There was a fluid movement across a front line completed by Dele Alli or Jesse Lingard. But the lack of clinical finish was infuriating. Raheem Sterling, brighter than Thursday's semifinal over Kevin Mbabu, cut Kane's shot when he should have scored. When he managed a free kick in the 117th minute, the ball hit the crossbar, the woodwork shook for the fourth time. In between, England has invented ways to let go of everything it has created.
Dele, completely indifferent when he met the glorious center of Trent Alexander-Arnold, would point a head at the bar unnecessarily. This luck comes from a period during which the Swiss have endured a long pursuit of the ball. The patience of England twice incited them to retire in possession of Pickford before resuming their place. Danny Rose, making a cross on the left after another clever move, will later force Fabian Schär to make an attempt to clear the far post, beaten by Sommer. Once again, the ball did not bounce nicely. Sommer's superb stints against Dele and Sterling follow one another quickly once the game is back in the extra half hour, the first new opportunity created by the excellent Alexander-Arnold, and it's no wonder that Southgate has since adopted more position while he looked, perplexed, from the edge of the canoe.
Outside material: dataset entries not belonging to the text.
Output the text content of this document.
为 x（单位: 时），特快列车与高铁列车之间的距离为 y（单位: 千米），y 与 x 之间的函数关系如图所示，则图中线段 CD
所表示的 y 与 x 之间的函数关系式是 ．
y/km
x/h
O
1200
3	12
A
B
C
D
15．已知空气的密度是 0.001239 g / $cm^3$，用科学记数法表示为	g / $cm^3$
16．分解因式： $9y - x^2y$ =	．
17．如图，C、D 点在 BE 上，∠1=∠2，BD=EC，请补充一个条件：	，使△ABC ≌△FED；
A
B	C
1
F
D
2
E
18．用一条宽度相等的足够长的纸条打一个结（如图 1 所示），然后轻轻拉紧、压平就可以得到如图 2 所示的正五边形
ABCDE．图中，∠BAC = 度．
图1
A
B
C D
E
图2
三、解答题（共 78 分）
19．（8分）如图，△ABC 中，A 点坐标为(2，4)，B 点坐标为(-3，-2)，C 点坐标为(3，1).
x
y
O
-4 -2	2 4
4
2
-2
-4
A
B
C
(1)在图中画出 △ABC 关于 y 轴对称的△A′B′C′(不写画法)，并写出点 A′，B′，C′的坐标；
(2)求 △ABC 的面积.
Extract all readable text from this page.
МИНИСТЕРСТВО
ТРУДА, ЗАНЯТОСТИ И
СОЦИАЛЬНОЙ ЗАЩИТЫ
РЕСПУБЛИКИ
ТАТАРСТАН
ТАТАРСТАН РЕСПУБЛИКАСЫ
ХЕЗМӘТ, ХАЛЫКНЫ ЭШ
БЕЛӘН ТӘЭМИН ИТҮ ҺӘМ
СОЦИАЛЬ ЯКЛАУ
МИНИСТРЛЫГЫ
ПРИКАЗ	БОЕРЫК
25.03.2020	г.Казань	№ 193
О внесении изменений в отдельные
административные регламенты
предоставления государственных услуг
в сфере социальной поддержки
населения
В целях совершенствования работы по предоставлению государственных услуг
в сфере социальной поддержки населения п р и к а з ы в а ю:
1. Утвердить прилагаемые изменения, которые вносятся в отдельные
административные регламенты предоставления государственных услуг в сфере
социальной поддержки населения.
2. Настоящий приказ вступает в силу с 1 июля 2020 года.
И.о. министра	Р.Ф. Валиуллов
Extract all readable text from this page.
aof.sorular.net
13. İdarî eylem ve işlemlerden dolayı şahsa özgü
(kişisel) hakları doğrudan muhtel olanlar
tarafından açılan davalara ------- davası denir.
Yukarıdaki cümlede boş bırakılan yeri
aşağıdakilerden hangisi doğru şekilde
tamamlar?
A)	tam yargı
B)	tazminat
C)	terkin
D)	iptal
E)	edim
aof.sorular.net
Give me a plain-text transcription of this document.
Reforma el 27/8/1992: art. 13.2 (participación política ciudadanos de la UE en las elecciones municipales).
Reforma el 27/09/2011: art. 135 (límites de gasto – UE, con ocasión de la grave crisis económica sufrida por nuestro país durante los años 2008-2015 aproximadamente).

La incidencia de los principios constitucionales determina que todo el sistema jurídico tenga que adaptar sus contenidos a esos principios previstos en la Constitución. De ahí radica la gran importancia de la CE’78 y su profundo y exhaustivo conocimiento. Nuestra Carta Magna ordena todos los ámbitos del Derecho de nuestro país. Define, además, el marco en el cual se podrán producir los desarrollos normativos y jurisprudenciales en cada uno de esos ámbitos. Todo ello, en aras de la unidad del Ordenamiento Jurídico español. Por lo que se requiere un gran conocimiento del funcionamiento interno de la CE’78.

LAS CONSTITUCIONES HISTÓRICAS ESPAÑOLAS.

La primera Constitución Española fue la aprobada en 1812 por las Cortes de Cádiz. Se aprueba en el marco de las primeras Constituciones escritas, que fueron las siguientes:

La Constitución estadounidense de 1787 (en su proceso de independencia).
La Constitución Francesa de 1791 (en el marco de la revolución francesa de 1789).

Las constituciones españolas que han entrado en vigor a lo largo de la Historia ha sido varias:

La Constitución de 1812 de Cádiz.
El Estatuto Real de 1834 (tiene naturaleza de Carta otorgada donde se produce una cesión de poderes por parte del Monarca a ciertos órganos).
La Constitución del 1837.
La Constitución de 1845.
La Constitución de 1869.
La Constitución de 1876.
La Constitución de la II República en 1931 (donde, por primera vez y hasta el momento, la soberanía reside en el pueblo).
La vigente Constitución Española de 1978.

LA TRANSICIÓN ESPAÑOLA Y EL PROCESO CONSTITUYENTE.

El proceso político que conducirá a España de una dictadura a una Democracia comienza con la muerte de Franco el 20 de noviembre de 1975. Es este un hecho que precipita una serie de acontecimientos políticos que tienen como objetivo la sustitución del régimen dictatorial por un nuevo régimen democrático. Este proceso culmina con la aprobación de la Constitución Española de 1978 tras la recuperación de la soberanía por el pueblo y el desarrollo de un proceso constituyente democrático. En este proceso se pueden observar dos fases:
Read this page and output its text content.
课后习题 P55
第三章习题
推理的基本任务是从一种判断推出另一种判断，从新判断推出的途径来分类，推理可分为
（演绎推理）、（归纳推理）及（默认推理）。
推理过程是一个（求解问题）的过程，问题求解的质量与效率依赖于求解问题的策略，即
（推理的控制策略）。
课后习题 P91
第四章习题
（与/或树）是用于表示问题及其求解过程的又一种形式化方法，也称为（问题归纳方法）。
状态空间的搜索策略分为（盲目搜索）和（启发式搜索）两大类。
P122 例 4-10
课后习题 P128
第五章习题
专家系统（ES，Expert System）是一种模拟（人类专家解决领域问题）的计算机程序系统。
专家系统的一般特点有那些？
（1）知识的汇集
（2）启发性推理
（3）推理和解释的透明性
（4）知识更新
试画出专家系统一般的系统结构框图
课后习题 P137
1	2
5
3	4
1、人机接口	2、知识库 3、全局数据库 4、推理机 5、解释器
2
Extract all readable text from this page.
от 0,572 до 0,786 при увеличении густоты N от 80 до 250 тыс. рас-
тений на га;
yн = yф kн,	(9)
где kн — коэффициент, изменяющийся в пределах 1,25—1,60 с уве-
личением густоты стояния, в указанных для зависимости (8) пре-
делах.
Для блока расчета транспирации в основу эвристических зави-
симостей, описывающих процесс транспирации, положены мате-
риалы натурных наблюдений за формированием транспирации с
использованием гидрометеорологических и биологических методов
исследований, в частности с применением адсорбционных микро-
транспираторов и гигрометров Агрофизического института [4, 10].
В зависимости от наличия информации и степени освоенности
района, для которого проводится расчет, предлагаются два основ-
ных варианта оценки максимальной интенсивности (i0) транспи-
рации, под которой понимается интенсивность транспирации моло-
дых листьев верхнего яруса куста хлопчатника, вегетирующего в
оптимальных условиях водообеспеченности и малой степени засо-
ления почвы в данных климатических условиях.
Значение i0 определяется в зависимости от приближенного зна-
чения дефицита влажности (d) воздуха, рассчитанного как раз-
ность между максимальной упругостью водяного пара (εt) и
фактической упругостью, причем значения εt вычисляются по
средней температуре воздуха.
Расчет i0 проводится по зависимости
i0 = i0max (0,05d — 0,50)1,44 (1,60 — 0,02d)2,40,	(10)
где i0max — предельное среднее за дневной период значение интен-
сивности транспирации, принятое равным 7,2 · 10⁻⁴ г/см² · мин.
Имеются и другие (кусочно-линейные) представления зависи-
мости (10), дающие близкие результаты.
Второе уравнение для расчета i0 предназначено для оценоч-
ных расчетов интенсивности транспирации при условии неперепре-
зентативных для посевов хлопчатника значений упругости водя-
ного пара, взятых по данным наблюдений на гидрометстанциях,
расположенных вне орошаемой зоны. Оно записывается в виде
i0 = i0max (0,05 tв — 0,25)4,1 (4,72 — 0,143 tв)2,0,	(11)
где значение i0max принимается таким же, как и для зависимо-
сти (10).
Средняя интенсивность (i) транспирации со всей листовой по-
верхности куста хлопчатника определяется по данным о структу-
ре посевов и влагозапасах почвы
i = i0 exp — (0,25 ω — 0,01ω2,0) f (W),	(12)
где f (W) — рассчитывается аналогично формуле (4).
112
The Swiss were generally more direct, their offensive attacks decorated by Xherdan Shaqiri's touches until he limped off in search of a summer vacation, but Rose had smothered Haris' luck. Seferovic and Joe Gomez, surely a pillar of the future of this camp, had done the same. Remo Freuler. It would be Granit Xhaka who would actually stretch Pickford, the Arsenal midfielder opening his body to direct the ball to shoot to the far corner of the goal, but the goalkeeper would rush to his right and repel his efforts.
Yet, while Swiss opportunities were still sporadic, the English simply did not want to give them the lead they deserved. Given their inability to convert what they created, the VAR system inevitably ended up denying them. Six minutes from the end, after a good build-up on the left, Maguire, Lingard and Sterling, Dele pbaded Ricardo Rodríguez for a pbad from the head to the cross and Callum Wilson, recently launched, disheveled.
The majority in the arena celebrated with enthusiasm, just as relieved by the fact that the threat of extension could have been banned, with the only difference that the VAR system penalizes Wilson's opposition to Manuel Akanji. All these elements generated a new song for the support of England, which had to keep pace with their group, even if it was hardly a consolation.